Top tips for baking with little ones

Now I’m not much of a baker. In the past, I made a mean Baileys chocolate cake but since having my girls, it’s all a bit too much effort. Especially as often someone is on a diet, my little sister is Coeliac and the girls are too young to be appreciating such amazingness.

Nowerdays, the only baking I do is with my girls. I see it as an opportunity for messy play but atย least at the end of it you should hopefully end up with something yummy to eat (as well as the big mess to tidy).

Here is how I manage it with two littlies ‘helping’. First, lower your expectations. No amazing culinary creation is going to be made here, just start with some fairy cakes or biscuits. I opted for some oaty biscuits from ‘Finger food for babies and toddlers – Jennie Maizels’


I like to work on a low table as the prospect of toddlers balancing on chairs either side of me is an extra stress I just don’t need. It also means you can move around the space more easily.

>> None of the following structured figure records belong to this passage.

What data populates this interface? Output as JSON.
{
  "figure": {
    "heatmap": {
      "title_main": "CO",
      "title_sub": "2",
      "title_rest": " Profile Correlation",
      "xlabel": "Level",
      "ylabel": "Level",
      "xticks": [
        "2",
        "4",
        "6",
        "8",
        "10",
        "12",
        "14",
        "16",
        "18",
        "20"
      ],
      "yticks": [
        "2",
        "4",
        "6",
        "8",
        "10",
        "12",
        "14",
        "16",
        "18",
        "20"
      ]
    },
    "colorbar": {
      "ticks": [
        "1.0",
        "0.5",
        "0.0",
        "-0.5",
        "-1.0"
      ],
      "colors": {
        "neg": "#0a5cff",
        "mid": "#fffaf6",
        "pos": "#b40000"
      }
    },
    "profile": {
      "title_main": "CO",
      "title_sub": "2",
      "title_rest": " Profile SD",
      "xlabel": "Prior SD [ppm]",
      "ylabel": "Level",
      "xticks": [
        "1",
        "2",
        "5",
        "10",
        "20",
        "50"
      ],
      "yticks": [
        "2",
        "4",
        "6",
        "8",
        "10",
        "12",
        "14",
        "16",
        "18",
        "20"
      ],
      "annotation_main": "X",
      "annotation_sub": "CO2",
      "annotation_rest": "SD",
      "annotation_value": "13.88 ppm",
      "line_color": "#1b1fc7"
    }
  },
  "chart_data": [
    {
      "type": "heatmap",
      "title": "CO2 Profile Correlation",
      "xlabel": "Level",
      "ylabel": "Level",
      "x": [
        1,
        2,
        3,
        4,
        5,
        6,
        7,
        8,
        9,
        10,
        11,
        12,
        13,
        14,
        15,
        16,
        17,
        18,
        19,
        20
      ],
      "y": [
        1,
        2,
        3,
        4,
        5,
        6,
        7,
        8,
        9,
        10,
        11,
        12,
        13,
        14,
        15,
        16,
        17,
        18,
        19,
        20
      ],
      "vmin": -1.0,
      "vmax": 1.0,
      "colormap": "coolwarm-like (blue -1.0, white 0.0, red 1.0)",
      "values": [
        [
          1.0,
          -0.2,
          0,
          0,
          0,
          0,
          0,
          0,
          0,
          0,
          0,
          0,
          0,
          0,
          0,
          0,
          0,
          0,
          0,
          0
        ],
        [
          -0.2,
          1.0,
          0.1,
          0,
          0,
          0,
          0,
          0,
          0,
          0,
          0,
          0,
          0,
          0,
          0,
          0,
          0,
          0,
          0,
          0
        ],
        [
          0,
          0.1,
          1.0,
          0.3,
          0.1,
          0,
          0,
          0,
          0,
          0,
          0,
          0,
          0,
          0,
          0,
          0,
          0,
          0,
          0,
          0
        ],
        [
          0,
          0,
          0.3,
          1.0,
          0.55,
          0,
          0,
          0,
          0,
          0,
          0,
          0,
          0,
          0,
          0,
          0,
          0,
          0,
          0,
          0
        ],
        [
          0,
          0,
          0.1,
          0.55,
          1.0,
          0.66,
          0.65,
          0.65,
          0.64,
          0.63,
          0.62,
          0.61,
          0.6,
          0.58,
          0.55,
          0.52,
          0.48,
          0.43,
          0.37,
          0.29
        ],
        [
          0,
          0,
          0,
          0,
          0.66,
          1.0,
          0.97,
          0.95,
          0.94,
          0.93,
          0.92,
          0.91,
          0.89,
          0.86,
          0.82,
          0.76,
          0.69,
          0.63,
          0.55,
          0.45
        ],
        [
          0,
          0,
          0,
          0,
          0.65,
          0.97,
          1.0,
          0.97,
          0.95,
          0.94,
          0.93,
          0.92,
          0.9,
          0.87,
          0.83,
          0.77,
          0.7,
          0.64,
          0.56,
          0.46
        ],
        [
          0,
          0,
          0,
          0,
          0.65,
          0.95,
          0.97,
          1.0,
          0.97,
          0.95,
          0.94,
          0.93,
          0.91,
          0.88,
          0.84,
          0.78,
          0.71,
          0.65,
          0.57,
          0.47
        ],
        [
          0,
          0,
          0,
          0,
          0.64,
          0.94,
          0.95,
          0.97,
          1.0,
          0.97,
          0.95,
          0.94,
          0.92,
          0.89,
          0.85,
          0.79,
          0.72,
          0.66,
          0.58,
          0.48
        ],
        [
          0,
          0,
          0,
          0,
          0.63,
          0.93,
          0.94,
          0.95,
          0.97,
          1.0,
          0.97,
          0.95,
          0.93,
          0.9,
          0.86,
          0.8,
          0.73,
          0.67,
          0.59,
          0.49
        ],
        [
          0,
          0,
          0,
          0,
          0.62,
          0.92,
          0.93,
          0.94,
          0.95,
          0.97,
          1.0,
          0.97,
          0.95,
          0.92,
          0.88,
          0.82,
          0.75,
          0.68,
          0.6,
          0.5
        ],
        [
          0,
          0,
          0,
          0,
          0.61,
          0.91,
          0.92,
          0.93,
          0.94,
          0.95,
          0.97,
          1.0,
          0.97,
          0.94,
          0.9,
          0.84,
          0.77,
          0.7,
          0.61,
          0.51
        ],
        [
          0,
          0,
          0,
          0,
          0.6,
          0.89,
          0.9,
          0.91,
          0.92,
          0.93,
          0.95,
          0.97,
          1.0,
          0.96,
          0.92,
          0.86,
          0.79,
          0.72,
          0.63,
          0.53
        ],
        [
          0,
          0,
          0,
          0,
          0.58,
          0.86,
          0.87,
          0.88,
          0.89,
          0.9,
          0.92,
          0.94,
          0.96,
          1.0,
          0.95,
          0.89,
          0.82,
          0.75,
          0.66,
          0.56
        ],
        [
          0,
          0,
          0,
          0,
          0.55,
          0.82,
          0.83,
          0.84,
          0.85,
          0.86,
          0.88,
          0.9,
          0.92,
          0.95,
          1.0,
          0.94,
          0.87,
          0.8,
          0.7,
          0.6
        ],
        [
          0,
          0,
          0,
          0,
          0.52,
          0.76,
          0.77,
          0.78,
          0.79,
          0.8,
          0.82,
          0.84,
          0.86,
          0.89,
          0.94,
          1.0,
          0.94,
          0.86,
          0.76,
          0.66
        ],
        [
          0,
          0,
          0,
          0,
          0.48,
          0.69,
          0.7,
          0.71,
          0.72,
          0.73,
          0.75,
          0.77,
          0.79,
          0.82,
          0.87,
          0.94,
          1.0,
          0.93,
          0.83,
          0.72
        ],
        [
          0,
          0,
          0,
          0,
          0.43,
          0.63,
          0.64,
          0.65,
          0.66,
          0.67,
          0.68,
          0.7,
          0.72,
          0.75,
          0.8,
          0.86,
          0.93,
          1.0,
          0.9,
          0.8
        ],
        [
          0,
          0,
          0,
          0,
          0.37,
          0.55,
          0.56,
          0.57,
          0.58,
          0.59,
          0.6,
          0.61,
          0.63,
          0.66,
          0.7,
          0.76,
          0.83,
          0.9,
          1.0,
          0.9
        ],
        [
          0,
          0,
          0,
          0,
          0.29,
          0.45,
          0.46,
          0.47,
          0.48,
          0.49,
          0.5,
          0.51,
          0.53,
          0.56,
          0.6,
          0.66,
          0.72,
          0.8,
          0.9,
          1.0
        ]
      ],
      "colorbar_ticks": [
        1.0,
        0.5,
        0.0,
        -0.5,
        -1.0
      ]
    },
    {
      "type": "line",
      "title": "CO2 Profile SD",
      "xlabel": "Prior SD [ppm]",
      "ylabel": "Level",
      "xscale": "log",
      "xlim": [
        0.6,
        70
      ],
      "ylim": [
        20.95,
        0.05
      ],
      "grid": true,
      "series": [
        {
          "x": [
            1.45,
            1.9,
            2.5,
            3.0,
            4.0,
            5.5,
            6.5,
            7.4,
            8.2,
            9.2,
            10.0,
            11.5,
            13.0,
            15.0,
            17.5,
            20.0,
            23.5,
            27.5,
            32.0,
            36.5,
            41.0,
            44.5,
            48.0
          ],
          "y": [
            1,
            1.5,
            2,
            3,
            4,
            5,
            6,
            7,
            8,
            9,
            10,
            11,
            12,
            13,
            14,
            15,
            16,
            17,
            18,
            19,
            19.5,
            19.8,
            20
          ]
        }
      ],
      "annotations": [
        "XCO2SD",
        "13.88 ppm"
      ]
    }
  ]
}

Before we start we get out all the ingredients we will be using and have a look at them/talk about what they are. This recipe called for golden syrup which my girls hadn’t tried so we also had a little taste. Surprise surprise, they loved it.

When we are ready to start, I remove anything we won’t be needing right away from arms reach to avoid unnecessary spillage/breakages. Our lovely butter dish, which was a wedding gift, was moved quickly up and only brought back when I was holding it.

Dry ingredients are the best for letting them get involved. Yes it can get a bit messy but they are also much easier to clean up. The girls helped scoop the flour and oats for weighing. I then topped up to the correct amount and added fiddly ingredients like the baking powder and syrup.

When it was all in the bowl, they both took turns stirring. I’ll be honest, hands went in and were licked. Now they knew about the syrup, it was a bit too irresistible. We were going to be the only ones eating them and like I said before, I think of it more as sensory play than baking.

I took over to knead it into a ball and flatted out the dough. The girls then used the cutters to basically create a thousand prints and not one cut out biscuits so I needed to reshape again and show them how to press and cut them out.


A few more bits ended up in mouths but luckily there was no raw egg so I didn’t mind too much. Finally, they put them onto a baking tray to be cooked. They liked looking through the oven door to watch although nothing exciting was going to happen here.


They turned out pretty well and I especially liked all the patterns from the girls stamping the dough before cutting. A big thumbs up from the girls too.

Does anyone have any other ideas for making baking with toddlers easier?